These are the Sennheiser Pro HD 280s, the headphones that are the most common in stock at the company I work for. They clamp around the head and provide great sound. And I hate them. I hate them because I always feel like my ears have been vacuumed sealed and somethings I imagine my eardrums coming out when I take the headphones off. I hate them, because after a couple hours in the studio, it feels like a vice and I end up propping one earpiece off and wearing just half the set; alternating ears every twenty minutes or so. The narrators don’t seem to mind wearing them though, which is just as well because they are closed-backs and the mic can’t pick up any feedback from them.
For myself, on the other side of the glass, I prefer a lighter-weight, open-backed headset and right now I’m pretty happy because I have a set in play in the studio I’m working in (I believe the set I’m working with right now might be the Sennheiser 650s.) The only thing is, is that they are far from noise canceling so I also hear the noise in the hall outside the studio as some Other People apparently feel the need to talk about their week-ends as if they were at an APAC Mixer in NYC Still I take the trade-off, because the frequency of noise distractions is less then the incidence of pain when I wear the HD 280s.
For many people, a pair of headphones is a pair of headphones; but if you have to work with them x number of hours a day, you need a pair that picks up all the sound and is comfortable. And regardless of your choice, you really do have to take breaks form listening. You know if you’ve been on the headphones too long of you start having headaches, if you starting getting a ringing in your ears or, when you take off your headset, you suffer from some auditory hallucinations…
True Story: In 2007 I had to work on proofing a book that was a crush. The company wanted the book fully proofed and slated by the next morning so I pulled an all-nighter. I did not take listening breaks. At somewhere around 4:00 the next morning, I took off the headsets and started typing up my notes. Except I was distracted. It sounded like my refrigerator was singing Dolly Parton. At four a.m. there really is no one that you can ask, “Can you hear that?’ so you pretty much resign yourself to the fact that your ears are toast or that “bad trip” you took in college is still manifesting itself or that your refrigerator is actually channeling Dolly Parton or that you’re insane. All bets are on, so not being able to resolve which one it was, I went back to filling out the proofing sheets, occasionally hearing Dolly wafting in and out. Sometimes I would walk over to the refrigerator and try to pick out the song; but always it was tantalizingly distant or would fade away. Finally, I finished up and had to drive down to the company to deliver the work. It was a morning of Golden Fog: the fog rolls in; but instead of being all white, it’s this incredible golden hue. Of course, you can’t see any better driving through it than in a white-out; but it does add a surreal touch to the day, especially when you’ve spent the most recent hours contemplating past indiscretions and The Grand Ole Opry and if, in fact you’ve died and you can’t tell whether you’re in heaven or hell. Anyway, I eventually dropped off the work, went home and crashed. I never did hear Dolly Parton again; but I did resolve to practice safe listening after that!
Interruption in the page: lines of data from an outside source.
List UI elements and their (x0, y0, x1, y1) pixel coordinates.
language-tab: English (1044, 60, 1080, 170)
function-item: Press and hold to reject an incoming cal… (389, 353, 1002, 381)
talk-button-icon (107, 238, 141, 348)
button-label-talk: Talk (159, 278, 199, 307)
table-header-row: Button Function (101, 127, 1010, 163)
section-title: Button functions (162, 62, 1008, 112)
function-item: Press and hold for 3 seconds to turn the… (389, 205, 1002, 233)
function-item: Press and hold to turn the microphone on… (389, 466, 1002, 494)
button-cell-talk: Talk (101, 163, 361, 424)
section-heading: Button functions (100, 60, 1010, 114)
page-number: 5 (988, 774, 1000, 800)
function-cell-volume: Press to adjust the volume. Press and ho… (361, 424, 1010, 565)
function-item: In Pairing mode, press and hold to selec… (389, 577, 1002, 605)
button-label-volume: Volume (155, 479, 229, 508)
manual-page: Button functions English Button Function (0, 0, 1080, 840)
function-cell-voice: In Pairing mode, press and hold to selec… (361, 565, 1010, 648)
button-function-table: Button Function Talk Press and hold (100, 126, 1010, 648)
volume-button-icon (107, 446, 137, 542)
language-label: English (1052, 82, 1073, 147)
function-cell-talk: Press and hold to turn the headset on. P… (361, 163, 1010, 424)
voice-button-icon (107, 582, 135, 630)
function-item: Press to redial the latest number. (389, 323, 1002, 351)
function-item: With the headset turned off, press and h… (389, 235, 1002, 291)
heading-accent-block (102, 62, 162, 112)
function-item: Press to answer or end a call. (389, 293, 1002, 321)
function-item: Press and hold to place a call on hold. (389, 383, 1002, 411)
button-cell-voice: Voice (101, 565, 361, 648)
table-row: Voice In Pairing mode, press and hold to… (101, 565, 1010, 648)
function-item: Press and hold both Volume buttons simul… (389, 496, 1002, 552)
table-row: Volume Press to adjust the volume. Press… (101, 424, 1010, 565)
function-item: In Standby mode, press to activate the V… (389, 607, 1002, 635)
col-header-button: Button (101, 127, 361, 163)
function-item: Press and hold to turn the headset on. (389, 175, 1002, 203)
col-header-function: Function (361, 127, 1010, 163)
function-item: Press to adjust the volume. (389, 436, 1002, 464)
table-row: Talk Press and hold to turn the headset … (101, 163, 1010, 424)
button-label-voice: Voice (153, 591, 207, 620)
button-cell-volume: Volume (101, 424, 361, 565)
Everyone once in while, I’ll have to pull a double session which required longer stints on headphones and; one those days, after work, I always feel like my ears are blown out. It takes me awhile to decompress and often, I don’t want people even talking to me. Yeah, I’m a veritable ray of sunshine on those days!
There are studios that don’t use headsets for session work, preferring to use monitors; but it’s more difficult to pick up the finer noise anomalies (e.g. a stomach growling or a machine hum) in the wash of the sound as it travels over a wider area. It’s better to pick up and correct as many noise anomalies in the session before it it heads out to proofing and post. Correcting at source provides a better over all recording.
At home, I have a pair of Grado SR60s which I adore though I could probably stand for an upgrade as they’re pretty old and beat! In my husband’s studio, he wears AKG K271s which he doesn’t hesitate to extoll as the best and most comfortable headphones he has ever had.